Some experiments about thermal cameras

The motivation is, it's getting cold in Seattle. And the condo we live reached an extent that we cannot bear any more. In addition to buying more (and more) heaters, I also began to think about where the energy went, because our monitoring system shows that the new heaters brought 110kWh additional cost, but only improved the temperature by 2 degrees. As an engineer, the natural reaction to better understand a system is to build a visualizer/debugger and get a quantitative metric. And that's why I bought a thermal camera.

Energy monitoring system

The thermal camera is much cheaper and smaller than I thought (was thinking about tens of thousands of dollars). The camera is from FLIR One. Looks like this.

FLIR One Camera

It has a lightning port, which allows it to be directly plugged into an iPhone. And there is an app giving a preview and photo snap features. The good part about the camera is, it has both a optical camera and an IR camera. Compared to the regular thermal cameras which show the IR images only, this camera helps you to better identify the bottleneck by showing the IR image overlaid on the optical image. After getting the camera from Amazon, I snapped a few photos and found some problems of my home soon.

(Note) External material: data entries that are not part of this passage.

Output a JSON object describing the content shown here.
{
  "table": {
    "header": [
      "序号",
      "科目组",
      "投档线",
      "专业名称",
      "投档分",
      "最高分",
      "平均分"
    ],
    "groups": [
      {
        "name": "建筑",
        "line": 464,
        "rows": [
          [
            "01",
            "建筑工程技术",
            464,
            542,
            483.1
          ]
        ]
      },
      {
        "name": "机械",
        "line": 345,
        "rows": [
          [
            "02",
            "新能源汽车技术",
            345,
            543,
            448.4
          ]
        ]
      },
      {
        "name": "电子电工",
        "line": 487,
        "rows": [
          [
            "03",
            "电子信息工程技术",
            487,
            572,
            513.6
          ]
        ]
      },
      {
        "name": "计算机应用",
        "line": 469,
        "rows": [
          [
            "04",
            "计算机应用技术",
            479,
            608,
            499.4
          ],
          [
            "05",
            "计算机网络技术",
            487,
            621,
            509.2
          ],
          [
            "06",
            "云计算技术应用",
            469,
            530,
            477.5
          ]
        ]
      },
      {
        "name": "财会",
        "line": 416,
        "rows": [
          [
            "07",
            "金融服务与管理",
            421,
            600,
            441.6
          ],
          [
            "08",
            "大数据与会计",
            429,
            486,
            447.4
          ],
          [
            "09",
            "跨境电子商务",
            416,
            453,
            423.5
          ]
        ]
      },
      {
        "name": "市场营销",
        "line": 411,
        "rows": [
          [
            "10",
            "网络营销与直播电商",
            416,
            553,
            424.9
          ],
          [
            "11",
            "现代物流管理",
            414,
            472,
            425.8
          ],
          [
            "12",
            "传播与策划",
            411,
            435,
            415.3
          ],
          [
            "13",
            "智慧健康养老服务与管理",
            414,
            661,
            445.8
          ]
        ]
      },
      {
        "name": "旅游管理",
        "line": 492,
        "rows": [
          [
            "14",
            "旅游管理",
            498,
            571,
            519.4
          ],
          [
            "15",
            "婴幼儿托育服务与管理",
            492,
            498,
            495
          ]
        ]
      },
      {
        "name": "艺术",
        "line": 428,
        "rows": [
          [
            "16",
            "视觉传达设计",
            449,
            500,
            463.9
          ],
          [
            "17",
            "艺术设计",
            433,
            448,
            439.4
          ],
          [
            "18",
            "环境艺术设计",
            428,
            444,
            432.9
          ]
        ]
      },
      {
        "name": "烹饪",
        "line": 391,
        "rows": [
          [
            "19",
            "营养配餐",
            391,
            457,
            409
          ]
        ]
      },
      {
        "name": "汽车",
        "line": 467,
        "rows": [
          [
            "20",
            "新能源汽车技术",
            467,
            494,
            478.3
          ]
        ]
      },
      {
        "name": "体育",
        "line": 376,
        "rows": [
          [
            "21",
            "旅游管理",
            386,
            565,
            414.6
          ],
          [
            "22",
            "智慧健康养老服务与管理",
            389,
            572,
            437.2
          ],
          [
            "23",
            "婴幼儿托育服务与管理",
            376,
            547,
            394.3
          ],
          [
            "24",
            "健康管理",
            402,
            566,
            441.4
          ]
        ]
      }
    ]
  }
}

Window has low temperature

First, the air leak of the windows is really a serious problem, especially the lower part. If we take a closer look, it's easy to figure out my previous idea to caulk the gap between the aluminum body and the wall is totally wrong. After applying silicone caulk, the energy leak happens more in the gap between the window body and the track, instead between the body and the wall. This is where weatherstrips would be useful.

Window close look

The second improvement was, our old condo still used baseboard heaters, which relies on radiation to make the entire room warm. I bought a small fan to further introduce convection to improve the thermal efficiency. However, the thermal camera found that even with the fan, some area of the heater was still in high temperature (200 degrees). We took a closer look at the fan, and figured out that's because it blows air out in an asymmetric way (most of the air going off the heater). After turning it around, the temperature of the fins were greatly reduced, and we also observe a steeper temperature curve after turning on the heating.


The third observation is, we found another important source of the heat loss is the room door! Below is the IR photo of the door. It's not hard to see the cold wind is blowing inside (left)... We used some weatherstrips to block the air flow, and it worked pretty well.


There are also a lot of fun applications of the thermal camera. For example, we found there was a low-temperature strip on our bedroom ceiling. After some investigation, we found this is the air duct connecting the outside and the bathroom. And the low-temperature area is from the cold outside air.

Bedroom ceiling

It's also interesting to point the camera to daily objects, for example, a Macbook and a Surfacebook. You can see that the Macbook mounts its CPU on the base, but the Surfacebook mounts that behind the screen. You can even see what keys I touched before taking this photo. Looks it's not impossible to steal passwords with a thermal camera.


Pointing it to a beanbag, you can see how the last person sat on it:


You can also point it to human body of course. This photo really scared me. While I don't feel especially cold on the toes, the photo shows they are even cooler than the floor. A good use of this is possibly to identify plastic surgeries... One possibly had plastic surgeries before if his/her nose is much cooler than the face...


In summary, thermal cameras are fun. They give us a quantitative metric to do optimization and evaluation. It's a thumb rule to have a measurable and quantifiable metric before doing any optimization. Otherwise, one might feel busy, fulfilled, and even accomplished, while bringing no real changes.